Ladies and Gentlemen, today’s lesson concerns ocean pollution. A group called Ocean Cleanup headed up by a young Dutch inventor, Boyan Slat, is attempting the first of its kind cleanup of the world’s oceans. Apparently, Mr. Slat presented a Ted talk and outlined his idea for a floating ocean boom that would catch plastic bits as the sea currents passed; the collected plastic would then be taken to recycling plants for reuse. In order to get information about the Pacific gyre garbage patch, Mr. Slat organized the Mega Expedition, a plan consisting of 50 private boats traveling various paths between Hawaii and the mainland each conducting systematic trawls. The information collected wold be used to determine the location of the planned collection booms. A big idea.
Laysan volunteered to be on the expedition and we are the first boat departing Honolulu with the trawling equipment, or the Mega Monster as we like to call it. When we first volunteered for the mission, we each envisioned a small net daintily skating behind the boat collecting bits of plastic. What we were delivered was a 46 pound steel and plastic behemoth measuring 7 feet long and 4 feet tall; nothing dainty about it!

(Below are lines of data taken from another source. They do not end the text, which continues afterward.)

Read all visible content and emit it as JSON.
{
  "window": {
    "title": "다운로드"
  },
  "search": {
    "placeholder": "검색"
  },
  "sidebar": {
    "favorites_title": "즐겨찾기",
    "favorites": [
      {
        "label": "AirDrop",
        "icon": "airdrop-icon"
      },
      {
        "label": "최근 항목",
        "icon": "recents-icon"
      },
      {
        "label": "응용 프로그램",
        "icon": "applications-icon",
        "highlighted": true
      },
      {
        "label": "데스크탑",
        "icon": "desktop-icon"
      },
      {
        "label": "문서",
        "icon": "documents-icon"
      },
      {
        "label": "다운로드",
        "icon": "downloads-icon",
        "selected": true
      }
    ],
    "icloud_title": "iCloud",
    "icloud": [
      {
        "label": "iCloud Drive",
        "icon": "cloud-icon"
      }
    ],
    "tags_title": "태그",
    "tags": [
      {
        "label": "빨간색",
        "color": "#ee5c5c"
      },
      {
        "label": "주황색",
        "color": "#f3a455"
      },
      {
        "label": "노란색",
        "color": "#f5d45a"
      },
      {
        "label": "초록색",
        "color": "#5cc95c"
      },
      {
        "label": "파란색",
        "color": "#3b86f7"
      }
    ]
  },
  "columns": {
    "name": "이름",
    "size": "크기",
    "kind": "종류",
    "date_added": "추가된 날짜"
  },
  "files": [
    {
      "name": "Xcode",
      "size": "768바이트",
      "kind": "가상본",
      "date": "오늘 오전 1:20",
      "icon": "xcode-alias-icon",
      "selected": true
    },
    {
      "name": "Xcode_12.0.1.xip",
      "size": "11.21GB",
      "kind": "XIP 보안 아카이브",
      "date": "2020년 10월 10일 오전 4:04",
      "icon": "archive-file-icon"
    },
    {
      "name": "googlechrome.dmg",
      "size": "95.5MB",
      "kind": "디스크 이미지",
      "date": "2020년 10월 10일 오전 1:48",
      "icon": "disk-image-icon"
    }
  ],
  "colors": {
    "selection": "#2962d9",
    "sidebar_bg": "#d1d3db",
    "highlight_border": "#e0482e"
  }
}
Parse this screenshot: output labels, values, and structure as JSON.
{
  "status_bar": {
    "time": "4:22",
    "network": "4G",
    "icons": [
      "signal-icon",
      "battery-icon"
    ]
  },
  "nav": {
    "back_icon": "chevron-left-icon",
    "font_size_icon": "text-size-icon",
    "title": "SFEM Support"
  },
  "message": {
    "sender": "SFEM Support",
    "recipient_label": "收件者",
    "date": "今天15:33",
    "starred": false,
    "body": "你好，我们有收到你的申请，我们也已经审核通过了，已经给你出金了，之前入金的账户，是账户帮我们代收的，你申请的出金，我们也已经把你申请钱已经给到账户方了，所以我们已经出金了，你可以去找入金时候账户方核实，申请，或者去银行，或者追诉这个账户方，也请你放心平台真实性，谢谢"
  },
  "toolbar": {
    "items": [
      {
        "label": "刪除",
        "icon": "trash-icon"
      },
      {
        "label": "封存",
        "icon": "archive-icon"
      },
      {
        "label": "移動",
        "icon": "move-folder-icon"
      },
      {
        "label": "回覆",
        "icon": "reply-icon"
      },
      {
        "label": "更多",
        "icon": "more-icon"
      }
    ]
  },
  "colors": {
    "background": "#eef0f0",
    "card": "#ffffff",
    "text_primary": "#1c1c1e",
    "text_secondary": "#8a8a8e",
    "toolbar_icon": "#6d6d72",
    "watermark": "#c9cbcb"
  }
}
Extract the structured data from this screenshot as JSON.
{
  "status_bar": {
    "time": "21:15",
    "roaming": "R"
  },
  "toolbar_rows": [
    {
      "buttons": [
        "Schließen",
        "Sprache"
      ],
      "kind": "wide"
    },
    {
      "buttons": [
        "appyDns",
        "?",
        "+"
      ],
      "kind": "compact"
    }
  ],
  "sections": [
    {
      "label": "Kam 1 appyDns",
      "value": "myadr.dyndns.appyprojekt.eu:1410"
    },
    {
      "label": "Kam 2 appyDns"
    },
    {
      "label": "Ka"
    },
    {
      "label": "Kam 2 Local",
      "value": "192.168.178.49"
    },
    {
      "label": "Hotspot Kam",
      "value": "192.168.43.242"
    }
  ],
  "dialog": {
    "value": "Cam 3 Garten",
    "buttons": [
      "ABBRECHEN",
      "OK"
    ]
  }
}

I have never mentioned the Mega before this blog entry because the likelihood of it remaining on the dock at the Ala Wai was about 85%. However, Sarah, our marine scientist, persevered and we made a carpeted hammock for the monster and lashed it down securely to the swim step. The Mega Monster set out to sea.
Yesterday, Friday, we entered the edge of the ocean area of interest to the project. Dutifully we donned life jackets, shoes and gloves to try and wrestle the monster out of its hammock and into the Pacific. We were told that this is a one man or maybe two man operation. The reality is that it is a three woman, one man activity; lifting, wenching, fending off the boat, slowing the boat….Over the course of the afternoon, we managed to complete three hour long trawls. Curiously, while the ocean appears absolutely clear and blue and clean, in each trawl net we collected tiny blue and white plastic bits mixed with miscellaneous encrusted rope and fishing line. The results surprised us all. Assuming the ocean stays relatively calm, we will continue to make daily trawls. Our traverse of the garbage patch area will probably take us 10 days and we will keep you posted as we find interesting bits in the net.